Damascus (AFP) – Some 250 Syrians were missing and feared kidnapped on Thursday after the Islamic State group attacked a cement factory in an advance against government positions east of Damascus.
The jihadists launched the offensive after suffering a series of setbacks at the hands of regime troops in recent weeks including the loss of the ancient city of Palmyra, which officials said residents would start returning to on Saturday.
The fresh fighting came ahead of a new round of peace talks due next week in Geneva following a ceasefire between the regime and non-jihadist rebels that has allowed Syrian forces to focus on fighting IS.
After being pushed out of Palmyra on March 27, IS launched the fresh assault this week near the town of Dmeir, some 50 kilometres (30 miles) east of Damascus.
Residents said IS attacked the cement factory outside the town on Monday and that about 250 employees had gone missing.
“We haven’t been able to reach our family members since noon on Monday after an attack by Daesh on the factory,” said one resident of Dmeir, using an Arabic acronym for IS.
“We have no information about where they are.”
An administrator at the plant confirmed that 250 employees had been unreachable since Monday.
Dmeir is divided between IS control in the east and rebel control in the west, but several key positions around it, including a military airport and a power plant, are still in government hands.
The Syrian Observatory for Human Rights, a Britain-based monitor, said the fighting was heavy but the jihadists had not managed to gain significant ground.
“The most violent clashes are near the airport and the power plant, but IS has not entered either yet,” Observatory director Rami Abdel Rahman said.
IS had seized five regime positions in the area, including two checkpoints, since Monday, he said, adding that 20 members of regime forces and 35 IS fighters had been killed in the clashes.
– Palmyra residents return –
A Dmeir resident told AFP on Thursday that she could hear heavy shelling around the city and that residents were not daring to leave their homes.

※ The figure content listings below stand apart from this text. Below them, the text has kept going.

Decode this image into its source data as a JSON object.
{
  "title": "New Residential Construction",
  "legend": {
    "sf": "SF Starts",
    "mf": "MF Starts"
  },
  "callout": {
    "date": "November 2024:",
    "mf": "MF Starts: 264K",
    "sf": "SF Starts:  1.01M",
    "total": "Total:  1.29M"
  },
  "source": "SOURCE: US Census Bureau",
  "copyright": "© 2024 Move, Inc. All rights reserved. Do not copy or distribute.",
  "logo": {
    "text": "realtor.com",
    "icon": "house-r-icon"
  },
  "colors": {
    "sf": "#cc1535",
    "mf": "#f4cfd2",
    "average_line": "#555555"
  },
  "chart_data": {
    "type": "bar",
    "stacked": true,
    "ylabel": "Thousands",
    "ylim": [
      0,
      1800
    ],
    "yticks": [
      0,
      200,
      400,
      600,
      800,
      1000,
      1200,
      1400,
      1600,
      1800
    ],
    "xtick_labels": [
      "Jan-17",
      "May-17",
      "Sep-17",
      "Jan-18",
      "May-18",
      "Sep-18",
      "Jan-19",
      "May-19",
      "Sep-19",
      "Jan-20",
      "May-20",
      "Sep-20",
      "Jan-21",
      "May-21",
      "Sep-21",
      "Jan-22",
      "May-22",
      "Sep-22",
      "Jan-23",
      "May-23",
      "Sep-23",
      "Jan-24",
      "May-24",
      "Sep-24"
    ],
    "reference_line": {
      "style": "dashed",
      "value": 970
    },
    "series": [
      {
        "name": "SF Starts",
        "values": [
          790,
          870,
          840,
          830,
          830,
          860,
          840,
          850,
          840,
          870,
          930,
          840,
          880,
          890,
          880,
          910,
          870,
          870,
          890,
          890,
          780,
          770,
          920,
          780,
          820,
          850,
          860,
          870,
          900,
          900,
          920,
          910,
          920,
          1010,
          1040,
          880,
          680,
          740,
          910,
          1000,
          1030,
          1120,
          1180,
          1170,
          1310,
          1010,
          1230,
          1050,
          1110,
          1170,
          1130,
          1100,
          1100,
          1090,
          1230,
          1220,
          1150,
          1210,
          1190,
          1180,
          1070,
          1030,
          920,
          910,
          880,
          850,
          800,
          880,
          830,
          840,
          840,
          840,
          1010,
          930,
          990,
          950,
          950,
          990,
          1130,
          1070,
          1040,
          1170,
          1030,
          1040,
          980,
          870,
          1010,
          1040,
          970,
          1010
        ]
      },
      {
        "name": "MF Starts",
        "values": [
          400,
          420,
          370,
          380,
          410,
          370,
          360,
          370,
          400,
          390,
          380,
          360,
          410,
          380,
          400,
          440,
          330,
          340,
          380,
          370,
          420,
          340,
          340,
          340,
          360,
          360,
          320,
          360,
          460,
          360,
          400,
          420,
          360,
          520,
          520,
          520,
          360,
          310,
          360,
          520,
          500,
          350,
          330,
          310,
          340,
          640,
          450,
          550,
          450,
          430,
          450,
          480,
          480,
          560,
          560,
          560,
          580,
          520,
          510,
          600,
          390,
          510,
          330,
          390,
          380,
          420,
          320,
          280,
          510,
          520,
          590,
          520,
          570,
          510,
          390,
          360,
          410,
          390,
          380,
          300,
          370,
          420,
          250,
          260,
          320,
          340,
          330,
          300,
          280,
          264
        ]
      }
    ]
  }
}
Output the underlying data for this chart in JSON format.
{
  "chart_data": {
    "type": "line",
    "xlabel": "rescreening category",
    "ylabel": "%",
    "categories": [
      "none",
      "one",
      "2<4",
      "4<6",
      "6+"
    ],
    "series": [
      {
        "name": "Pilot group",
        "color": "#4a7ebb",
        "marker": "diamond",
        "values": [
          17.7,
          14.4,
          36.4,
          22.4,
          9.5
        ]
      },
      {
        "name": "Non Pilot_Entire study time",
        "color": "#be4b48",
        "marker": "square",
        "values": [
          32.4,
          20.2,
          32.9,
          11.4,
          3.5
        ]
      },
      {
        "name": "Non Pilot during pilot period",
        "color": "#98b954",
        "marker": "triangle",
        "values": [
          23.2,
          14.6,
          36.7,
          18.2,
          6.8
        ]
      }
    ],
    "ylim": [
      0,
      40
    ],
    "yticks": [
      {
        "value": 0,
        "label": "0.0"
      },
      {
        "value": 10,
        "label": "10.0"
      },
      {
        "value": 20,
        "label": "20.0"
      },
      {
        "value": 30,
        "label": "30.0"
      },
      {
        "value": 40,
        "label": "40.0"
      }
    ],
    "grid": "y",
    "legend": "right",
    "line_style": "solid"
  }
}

“We’re in the eastern neighbourhood. The situation is very tense here,” she said, asking not to be named out of fear for her safety.
“We have no electricity, we have no water. There are people fleeing from the eastern districts to the west,” she said.
Last month’s fierce street battles in Palmyra left much of the city’s residential neighbourhoods severely damaged.
Most of Palmyra’s pre-war population of 70,000 people fled west towards the city of Homs when the extremist group advanced on the city in May 2015.
Syrian officials in Homs city were this week preparing for the first of these displaced residents to return.
“The first group of buses transporting residents back to Palmyra will leave on Saturday (from Homs). The residents started to register their names today,” a provincial government official told AFP.
He said nearly 45 percent of residential neighbourhoods in the city had been destroyed by the recent round of fighting.
Many apartment blocks had partially collapsed walls and some had been totally demolished, AFP journalists who visited the city after its recapture reported.
– Talks ‘doomed’ –
Authorities this week began restoring power lines in the city and repairs to housing began on Wednesday, provincial governor Talal Barazi told state news agency SANA.
An estimated 15,000 residents stayed on under IS rule and most left during the Syrian army’s offensive to retake the city, but it was not clear to where they had fled.
Since Syria’s conflict erupted in March 2011, thousands of people have gone missing — many of them arbitrarily arrested by armed forces — across the country.
More than 270,000 people have been killed and millions have fled their homes.
UN-backed peace talks to bring an end to the conflict are set to resume next week in Geneva, with this third round focusing on plans for a political transition.
The key stumbling block remains the fate of President Bashar al-Assad.
Syria’s opposition has clung to its years-long demand that he leave power immediately, but the government has refused.
This week the main opposition group, the High Negotiations Committee, said the upcoming negotiations were certain to fail unless Assad’s fate is on the table.
“If negotiations did not address the fate of Assad, it would be a waste of time and doomed to failure,” HNC representative Riad Naasan Agha said Tuesday at a forum hosted by Al-Jazeera in Qatar.
Agha said that he was not hopeful the talks would succeed, as negotiations on forming a transitional government were almost at a “dead-end”.